The US will use 1915 as a threat and will try to get Turkey to
compromise. This year’s compromise could be to put the Armenian
Turkish Protocol into action," he said.
"A Turkey that is threatened with the resolution cannot exercise any
pressure on Armenia for the Karabakh issue. Until the end of April
the Armenian government is in a very comfortable position. Most likely
they won’t make any move in Karabakh, will maintain their position and
simply wait for Turkey to fend off the ‘genocide threats’ by coming to
the table and accepting the Protocols. My basic fear is that Turkey
still doesn’t consider normalization of its relation with Armenia
to be a priority and makes it contingent to Azerbaijan’s demands and
this is not a healthy policy," prof. Akcam said.

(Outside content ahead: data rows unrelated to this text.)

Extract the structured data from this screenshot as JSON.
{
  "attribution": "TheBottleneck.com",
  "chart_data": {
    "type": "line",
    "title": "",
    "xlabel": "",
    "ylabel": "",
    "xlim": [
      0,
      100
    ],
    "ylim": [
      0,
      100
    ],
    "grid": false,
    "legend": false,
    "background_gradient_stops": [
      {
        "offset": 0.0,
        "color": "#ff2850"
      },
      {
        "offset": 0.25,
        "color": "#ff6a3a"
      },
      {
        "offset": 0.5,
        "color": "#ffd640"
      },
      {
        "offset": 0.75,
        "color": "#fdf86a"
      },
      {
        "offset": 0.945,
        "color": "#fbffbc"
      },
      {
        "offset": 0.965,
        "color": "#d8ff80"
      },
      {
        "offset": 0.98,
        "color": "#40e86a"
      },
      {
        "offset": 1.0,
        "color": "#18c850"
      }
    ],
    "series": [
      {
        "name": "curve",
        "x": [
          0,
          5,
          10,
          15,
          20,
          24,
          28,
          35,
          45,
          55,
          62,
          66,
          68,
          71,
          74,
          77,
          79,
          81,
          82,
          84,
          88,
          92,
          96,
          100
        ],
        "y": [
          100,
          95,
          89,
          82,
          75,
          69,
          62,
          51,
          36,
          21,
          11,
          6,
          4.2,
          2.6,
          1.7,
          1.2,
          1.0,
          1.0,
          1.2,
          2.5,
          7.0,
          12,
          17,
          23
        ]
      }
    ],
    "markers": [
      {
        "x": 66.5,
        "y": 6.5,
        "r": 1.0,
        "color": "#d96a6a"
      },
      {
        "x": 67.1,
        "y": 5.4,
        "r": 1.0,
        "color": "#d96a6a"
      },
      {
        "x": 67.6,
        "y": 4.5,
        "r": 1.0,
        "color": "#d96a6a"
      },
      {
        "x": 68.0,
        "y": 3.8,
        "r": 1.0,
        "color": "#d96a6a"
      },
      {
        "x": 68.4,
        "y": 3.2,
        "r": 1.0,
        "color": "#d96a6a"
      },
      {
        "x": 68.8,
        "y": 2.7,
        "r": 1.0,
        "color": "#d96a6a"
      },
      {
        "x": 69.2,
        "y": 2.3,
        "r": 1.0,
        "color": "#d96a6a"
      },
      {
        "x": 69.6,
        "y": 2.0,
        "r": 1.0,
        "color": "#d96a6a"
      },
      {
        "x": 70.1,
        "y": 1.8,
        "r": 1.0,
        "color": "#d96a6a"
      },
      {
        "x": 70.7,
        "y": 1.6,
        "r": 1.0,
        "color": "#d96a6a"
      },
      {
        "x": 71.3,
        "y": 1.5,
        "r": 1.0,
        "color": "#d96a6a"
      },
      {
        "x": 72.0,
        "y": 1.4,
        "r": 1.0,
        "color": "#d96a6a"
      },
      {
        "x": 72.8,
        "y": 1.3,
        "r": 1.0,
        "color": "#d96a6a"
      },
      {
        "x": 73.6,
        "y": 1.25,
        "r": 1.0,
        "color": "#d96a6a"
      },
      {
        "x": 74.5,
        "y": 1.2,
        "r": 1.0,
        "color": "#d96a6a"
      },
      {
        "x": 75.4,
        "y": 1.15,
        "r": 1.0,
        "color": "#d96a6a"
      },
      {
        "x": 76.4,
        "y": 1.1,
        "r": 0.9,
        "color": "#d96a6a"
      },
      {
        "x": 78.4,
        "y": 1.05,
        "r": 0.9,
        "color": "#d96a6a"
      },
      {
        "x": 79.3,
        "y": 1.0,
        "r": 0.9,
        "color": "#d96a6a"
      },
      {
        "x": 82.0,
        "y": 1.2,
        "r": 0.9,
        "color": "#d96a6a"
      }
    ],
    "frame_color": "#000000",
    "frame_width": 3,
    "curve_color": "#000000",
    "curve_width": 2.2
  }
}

The Armenian Genocide (1915-23) was the deliberate and systematic
destruction of the Armenian population of the Ottoman Empire during
and just after World War I. It was characterized by massacres, and
deportations involving forced marches under conditions designed to
lead to the death of the deportees, with the total number of deaths
reaching 1.5 million.
To date, twenty countries and 44 U.S. states have officially recognized
the events of the period as genocide, and most genocide scholars
and historians accept this view. The Armenian Genocide has been also
recognized by influential media including The New York Times, BBC,
The Washington Post and The Associated Press.
The majority of Armenian Diaspora communities were formed by the
Genocide survivors.
Taner Akcam (October 23,1953, Turkey) is a Turkish historian,
sociologist and publicist. He is one of the first Turkish academics to
acknowledge and discuss openly the Armenian Genocide committed by the
Ottoman government in 1915. Akcam studied at the Middle East Technical
University in Ankara. In 1976 he was arrested and sentenced to 10 years
imprisonment as the editor-in-chief of a political journal. He escaped
prison one year later. He has been living in the Federal Republic
of Germany since early 1978 as a political refugee. Currently he
belongs to the scientific staff of the Hamburg Foundation to promote
science and culture, working at the Hamburg Institute for Social
Research. Today, Akcam is currently a Visiting Associate Professor
of History at the University of Minnesota.